The three principals—Leddy, Marsha Maytum, and Richard Stacy—have worked together since the 1980s. But the story goes back even further: Leddy and Maytum met in 1973 when they were both architecture students at the University of Oregon. After graduation, they got married and moved to the San Francisco Bay Area. Maytum joined local firm Tanner & VanDine, where Stacy was working, and Leddy signed on soon after.
An early project that exemplified the trio’s shared goals was their elegant renovation of a 1951 Greyhound bus garage into a home for the California College of the Arts. Though it was completed in 1999—before the launch of LEED—the three architects prioritized sustainability, working out how to heat the 91,000-square-foot building with a massive solar-powered hydronic system. “Architecture has all these possibilities embedded within it—the potential to advance social and sustainable agendas,” says Maytum.

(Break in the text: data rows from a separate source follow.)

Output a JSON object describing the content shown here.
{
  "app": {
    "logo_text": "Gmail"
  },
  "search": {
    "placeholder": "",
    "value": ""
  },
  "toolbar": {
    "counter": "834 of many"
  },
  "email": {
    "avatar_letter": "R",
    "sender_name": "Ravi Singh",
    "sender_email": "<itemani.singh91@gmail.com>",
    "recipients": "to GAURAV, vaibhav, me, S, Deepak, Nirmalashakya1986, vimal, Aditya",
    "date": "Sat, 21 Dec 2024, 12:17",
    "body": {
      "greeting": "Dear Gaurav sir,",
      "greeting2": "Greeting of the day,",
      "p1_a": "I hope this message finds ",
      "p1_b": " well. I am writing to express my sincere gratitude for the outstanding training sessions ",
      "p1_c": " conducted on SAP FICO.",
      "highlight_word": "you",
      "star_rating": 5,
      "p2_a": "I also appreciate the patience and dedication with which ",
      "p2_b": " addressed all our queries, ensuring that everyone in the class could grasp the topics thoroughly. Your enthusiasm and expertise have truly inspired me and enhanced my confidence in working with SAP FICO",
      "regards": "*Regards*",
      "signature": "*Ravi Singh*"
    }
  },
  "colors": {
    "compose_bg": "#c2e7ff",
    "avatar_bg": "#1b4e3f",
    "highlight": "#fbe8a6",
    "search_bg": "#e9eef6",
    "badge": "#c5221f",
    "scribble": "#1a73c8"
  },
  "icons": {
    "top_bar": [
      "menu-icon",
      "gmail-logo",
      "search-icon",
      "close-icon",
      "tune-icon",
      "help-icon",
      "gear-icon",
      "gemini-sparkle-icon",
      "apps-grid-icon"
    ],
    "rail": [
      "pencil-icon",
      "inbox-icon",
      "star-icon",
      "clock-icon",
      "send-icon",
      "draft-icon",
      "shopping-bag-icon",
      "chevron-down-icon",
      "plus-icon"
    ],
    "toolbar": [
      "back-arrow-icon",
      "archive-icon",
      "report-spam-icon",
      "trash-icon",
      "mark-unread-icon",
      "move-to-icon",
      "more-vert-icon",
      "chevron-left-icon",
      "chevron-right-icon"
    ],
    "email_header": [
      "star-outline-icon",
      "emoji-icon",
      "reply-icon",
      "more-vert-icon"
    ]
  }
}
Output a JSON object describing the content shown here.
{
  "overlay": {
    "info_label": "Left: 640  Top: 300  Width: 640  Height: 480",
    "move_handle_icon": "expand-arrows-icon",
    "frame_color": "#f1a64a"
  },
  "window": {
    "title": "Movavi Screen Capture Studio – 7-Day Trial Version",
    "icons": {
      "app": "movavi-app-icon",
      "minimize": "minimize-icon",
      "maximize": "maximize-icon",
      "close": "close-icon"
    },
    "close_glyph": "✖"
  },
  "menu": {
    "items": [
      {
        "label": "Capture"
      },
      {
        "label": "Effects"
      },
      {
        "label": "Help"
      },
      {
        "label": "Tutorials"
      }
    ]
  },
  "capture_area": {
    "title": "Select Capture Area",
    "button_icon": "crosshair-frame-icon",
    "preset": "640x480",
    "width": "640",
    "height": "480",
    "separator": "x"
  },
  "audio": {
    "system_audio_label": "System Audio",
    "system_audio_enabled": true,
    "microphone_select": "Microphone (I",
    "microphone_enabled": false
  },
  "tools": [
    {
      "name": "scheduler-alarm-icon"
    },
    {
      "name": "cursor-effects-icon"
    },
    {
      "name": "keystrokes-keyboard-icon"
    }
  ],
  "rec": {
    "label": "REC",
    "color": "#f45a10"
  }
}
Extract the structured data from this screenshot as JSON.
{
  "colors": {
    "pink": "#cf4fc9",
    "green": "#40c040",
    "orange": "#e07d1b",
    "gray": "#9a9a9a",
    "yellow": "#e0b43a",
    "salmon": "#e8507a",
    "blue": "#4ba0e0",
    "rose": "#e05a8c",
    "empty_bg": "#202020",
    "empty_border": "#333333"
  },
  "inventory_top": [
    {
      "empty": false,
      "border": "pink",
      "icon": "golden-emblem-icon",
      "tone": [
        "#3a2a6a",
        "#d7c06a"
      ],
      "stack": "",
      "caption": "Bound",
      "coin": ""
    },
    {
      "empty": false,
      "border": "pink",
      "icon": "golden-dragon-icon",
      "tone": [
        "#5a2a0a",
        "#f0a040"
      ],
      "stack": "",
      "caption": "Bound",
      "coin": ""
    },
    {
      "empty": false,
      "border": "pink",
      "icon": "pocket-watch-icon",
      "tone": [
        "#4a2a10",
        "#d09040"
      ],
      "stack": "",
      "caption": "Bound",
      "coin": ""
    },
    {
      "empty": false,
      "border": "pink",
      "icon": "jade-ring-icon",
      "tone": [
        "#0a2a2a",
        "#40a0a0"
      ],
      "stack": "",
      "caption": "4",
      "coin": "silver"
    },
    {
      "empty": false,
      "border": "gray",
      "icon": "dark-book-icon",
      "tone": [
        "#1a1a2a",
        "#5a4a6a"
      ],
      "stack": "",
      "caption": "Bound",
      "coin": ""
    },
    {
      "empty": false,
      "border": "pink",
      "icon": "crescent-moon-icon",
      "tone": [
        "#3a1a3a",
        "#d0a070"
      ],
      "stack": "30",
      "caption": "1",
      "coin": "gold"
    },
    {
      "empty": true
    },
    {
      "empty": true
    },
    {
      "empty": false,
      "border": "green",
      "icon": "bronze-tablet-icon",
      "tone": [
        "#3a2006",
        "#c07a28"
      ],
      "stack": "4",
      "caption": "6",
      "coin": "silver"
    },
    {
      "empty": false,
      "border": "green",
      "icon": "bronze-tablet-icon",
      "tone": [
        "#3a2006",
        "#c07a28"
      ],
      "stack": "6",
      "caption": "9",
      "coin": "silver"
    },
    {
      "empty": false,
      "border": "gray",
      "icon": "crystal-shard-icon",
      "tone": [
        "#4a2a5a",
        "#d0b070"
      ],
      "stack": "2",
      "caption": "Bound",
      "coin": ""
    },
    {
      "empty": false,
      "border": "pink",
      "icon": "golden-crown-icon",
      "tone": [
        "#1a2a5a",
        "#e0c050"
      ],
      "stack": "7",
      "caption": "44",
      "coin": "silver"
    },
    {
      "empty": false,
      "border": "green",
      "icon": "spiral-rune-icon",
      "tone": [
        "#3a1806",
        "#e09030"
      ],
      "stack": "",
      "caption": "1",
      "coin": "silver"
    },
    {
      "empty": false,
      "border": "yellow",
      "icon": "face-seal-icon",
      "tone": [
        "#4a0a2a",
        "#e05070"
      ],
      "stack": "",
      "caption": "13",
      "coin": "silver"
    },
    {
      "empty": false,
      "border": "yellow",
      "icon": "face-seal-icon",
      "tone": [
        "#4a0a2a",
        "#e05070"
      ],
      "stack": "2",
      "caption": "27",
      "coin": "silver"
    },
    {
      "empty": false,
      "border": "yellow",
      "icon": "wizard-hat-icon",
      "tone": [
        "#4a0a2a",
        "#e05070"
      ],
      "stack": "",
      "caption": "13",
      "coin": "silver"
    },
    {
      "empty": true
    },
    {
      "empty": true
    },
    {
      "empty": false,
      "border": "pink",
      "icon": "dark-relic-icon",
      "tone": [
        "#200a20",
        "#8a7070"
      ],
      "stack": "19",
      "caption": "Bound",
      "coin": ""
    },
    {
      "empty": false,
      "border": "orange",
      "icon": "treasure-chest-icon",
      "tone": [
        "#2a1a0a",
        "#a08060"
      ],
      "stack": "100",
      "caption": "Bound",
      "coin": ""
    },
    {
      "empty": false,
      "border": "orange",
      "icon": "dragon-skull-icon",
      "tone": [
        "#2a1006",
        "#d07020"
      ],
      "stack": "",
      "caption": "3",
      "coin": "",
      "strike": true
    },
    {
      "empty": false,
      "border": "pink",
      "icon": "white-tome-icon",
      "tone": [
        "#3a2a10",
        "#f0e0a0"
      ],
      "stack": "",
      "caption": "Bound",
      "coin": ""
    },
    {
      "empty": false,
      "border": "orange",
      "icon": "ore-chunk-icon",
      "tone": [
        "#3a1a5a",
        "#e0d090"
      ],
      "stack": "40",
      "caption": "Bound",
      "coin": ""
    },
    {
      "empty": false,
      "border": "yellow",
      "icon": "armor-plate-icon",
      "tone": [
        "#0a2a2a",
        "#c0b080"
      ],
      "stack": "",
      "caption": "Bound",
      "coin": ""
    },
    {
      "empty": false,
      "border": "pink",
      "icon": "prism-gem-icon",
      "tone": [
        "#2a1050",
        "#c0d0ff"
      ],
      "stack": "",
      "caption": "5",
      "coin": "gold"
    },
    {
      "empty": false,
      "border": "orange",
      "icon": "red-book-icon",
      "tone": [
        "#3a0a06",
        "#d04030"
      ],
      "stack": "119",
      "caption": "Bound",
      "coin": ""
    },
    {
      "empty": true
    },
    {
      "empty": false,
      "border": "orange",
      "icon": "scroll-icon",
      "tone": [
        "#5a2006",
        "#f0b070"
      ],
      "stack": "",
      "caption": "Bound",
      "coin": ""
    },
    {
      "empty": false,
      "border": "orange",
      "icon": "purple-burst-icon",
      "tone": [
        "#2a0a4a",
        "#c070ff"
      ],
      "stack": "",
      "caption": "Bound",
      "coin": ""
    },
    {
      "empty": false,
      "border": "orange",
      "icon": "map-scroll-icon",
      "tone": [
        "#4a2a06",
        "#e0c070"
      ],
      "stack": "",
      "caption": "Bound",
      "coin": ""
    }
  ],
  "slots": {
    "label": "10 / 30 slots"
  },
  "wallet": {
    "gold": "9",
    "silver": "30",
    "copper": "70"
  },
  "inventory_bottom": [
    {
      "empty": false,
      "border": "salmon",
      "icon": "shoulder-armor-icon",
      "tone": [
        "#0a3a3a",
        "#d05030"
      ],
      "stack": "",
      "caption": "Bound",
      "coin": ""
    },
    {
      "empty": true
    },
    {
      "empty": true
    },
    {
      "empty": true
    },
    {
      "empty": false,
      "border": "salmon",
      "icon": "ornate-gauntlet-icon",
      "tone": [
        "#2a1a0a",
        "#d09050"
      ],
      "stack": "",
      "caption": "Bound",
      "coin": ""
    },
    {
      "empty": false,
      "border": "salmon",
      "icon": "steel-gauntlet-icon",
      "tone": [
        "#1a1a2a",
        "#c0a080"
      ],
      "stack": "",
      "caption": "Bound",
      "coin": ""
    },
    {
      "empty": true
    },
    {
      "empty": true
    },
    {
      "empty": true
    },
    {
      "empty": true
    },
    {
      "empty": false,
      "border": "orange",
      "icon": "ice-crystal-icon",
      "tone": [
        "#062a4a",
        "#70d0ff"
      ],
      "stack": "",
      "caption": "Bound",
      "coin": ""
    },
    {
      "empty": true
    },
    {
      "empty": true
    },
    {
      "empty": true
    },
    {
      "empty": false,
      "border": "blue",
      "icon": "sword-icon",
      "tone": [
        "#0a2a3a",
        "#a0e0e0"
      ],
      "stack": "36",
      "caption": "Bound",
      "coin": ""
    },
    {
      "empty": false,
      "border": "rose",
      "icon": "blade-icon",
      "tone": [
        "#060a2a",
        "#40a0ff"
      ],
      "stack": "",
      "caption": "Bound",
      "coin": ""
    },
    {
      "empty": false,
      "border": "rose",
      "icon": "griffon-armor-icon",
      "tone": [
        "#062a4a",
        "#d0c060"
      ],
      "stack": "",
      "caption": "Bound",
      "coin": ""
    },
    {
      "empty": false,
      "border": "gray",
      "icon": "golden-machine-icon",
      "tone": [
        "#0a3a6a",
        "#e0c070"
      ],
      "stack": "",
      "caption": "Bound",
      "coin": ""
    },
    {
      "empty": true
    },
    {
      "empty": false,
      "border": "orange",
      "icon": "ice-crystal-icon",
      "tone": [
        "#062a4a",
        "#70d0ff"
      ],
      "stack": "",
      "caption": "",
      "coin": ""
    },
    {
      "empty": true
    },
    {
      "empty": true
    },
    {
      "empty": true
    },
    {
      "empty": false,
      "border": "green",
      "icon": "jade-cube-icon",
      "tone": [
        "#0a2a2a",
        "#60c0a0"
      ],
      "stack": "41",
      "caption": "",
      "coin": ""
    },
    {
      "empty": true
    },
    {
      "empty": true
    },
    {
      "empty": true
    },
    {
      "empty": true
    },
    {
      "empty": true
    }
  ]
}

Over the years the firm evolved, officially becoming Leddy Maytum Stacy Architects in 2001. And in 2005, it got the chance to tackle its first affordable housing project. San Francisco commissioned LMS (in conjunction with Paulett Taggart Architects) to design a building for the formerly homeless. The local press described the Plaza Apartments, enlivened by colorful panels, as “one of San Francisco’s most humane new buildings.”
Since then, the firm has completed six more affordable housing developments, each with a strong emphasis on communal spaces and a bold façade. More recently, LMS has been lauded for the innovative Sweetwater Spectrum in Sonoma for adults with autism. The 16-person residential development offers a model for how autistic adults can live well together.
“We work collaboratively to create environments that welcome everyone, that celebrate the full spectrum of the human condition,” Stacy explains. “It’s a more powerful and meaningful architecture.”